A Desperate Fortune - Page 1/140

Chapter 1

My cousin didn’t try to catch the bride’s bouquet. She knew me well enough to know I wouldn’t try to catch it, either.

“Come keep me company,” she said, and drew me firmly to one side of all the colorful commotion. “I need to sit.”

My father’s wild Aunt Lucy, nearly lost in layered flounces of bronze taffeta, tried once to herd us back as we went past. “Oh, girls, you mustn’t run away. Go on, get in there. Have a go.” Smiling at my cousin, she said, “Third time lucky, Jacqueline, so they say. And Sara, dear,” she added in a cheering tone, to me, “there’s always hope.”

I might have pointed out there wasn’t, really. Catching things had never been my strong suit, and it always seemed ridiculous to go through all that effort just to field a bunch of flowers that, while pretty, only showed which of the women at the wedding was the most determined to be married next, not which one would be.

Jacqui didn’t give me time to point out anything. She simply answered, “Yes, Aunt Lucy, thanks for that, but Sara isn’t feeling well.”

And then she steered me off again.

I looked at her. “I’m feeling fine.”

“I had to give her some excuse, or she’d have never let us be. You know the way she is. And I could hardly say I wasn’t feeling well—she’d only think that I was pregnant.”

I had to admit that was true. Jacqui’s love life—including her two short-lived marriages, one to a singer flamboyant enough to ensure their divorce had been given a place in the tabloids—was frequently a source of gossip at these family gatherings. She fueled that gossip on her own sometimes when she got bored, and had been known to start a rumor in one corner of the room to see how long it took to travel to another, but this evening she did not seem bored.

I asked, because I couldn’t see the man she’d come with, “Where did you leave Humphrey?”

“Over there. He found the punch bowl, I’m afraid, before I had a chance to warn him. Drank three glasses of it.”

Uncle Gordon spiked the punch at every family wedding. No one knew with what, but even those of us who’d only ever heard about the hangovers knew better than to drink the stuff. “Poor Humphrey.”

Jacqui sighed. “Poor me, more like. I doubt he’ll make it into work on Monday, and we’ve got a sales meeting. That’s what I get,” she said, “for bringing my assistant to a Thomas family wedding.”

I agreed she should have known better. I hadn’t brought a date myself, but then I didn’t have a Humphrey, clever and good-looking, sitting handily outside my office door. And no one here expected me to bring somebody, anyway.

“Let’s find a table,” Jacqui said.

We found one tucked quietly off in a corner, half-hidden by one of the faux-marble columns that held up the wedding hall’s high ceiling, painted ethereal blue with winged cherubs. The whole setting was a bit over-the-top, but it suited our young cousin Daphne, whose wedding this was. Daphne lived and breathed drama, which made her quite fun in small doses but very exhausting in larger ones.

“All a bit much?” Jacqui asked me. At first I assumed she was thinking, as I was, about the wedding, but then she asked, “How are you coping?” and I understood.

She had always been something of my guardian angel, since I’d been put into her arms as a baby when she had been ten.

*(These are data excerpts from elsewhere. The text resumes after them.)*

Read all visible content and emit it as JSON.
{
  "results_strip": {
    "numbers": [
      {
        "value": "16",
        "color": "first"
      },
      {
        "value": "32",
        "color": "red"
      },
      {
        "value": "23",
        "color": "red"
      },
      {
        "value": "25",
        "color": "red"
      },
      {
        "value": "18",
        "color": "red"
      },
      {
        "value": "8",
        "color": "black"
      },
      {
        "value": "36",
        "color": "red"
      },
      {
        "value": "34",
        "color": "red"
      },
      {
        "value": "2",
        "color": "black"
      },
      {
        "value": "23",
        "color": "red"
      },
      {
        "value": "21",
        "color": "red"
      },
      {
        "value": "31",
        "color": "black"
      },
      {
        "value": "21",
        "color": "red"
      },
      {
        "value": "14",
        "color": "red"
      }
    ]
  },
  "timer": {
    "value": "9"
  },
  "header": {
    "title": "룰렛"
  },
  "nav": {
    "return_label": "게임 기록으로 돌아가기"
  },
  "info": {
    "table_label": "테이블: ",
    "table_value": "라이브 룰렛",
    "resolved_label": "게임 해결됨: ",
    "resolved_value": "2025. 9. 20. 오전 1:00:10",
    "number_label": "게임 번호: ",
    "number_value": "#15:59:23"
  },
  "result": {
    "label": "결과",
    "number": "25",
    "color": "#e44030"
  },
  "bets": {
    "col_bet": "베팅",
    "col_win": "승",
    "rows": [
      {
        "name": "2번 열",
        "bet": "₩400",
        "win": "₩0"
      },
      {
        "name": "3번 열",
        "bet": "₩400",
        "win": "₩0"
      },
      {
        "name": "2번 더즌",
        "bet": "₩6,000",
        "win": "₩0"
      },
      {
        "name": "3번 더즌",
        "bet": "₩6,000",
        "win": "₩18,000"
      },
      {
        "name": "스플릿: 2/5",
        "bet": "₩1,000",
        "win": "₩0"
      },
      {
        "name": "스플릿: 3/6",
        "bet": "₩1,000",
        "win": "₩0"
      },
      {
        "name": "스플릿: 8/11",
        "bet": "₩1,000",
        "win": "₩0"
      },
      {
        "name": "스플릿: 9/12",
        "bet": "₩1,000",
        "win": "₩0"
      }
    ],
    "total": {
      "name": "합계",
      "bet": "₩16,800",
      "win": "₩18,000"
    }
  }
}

She was, if one worked out the family tree, more properly my father’s cousin, daughter of his youngest uncle, but that made her still my own first cousin once removed, and I had claimed her and was keeping her.

It had been Jacqui who’d first noticed something was a little different in the way I saw the world, and through my childhood and my teens she’d been close by to show me what to do, like an interpreter to guide me through the labyrinth; to pick me up and dust me off if I stepped off the path and took a tumble. And the first year I had spent at university, that awful year when things had started coming all unglued for me, it had been Jacqui who had taken me to lunch with a new author, whose first book she had been editing.

“He’s a psychologist,” she’d introduced him. “Brilliant book, just fascinating. All about these children who have—how do you pronounce it, Colin?”

“Asperger’s.” He’d said it with a hard g, as in hamburgers.

At Jacqui’s prompting, he had talked all through our lunch about the syndrome that at that time was believed to lie midway along the sliding scale between the “normal” world and full-on autism, making those who had it all too miserably aware that they were different without understanding why, unable to read and interpret all the complex social cues most other people took for granted—tones of voice, and body language, and the strange figures of speech that made a person say that he had been “knocked sideways” when he hadn’t moved at all.

And I had known.

It had, if I was honest, been a great relief to finally put a name to what the issue was. I’d gone for consultations later with that same psychologist, and with my cousin waiting just outside his office door, we’d done the proper tests. He had explained it very clearly, using terms I could relate to.

“You’re a programmer, aren’t you?” he’d asked me. “You work with computers. Well, if you think of your own mind as a computer, which it is, then your basic architecture is different from most of the other computers around you. You’re wired differently, you connect differently, and you run different software on a different operating system. You’re like the lone Mac,” he’d concluded, “in an office of PCs. They’re all running Windows, and you’re running OS X.”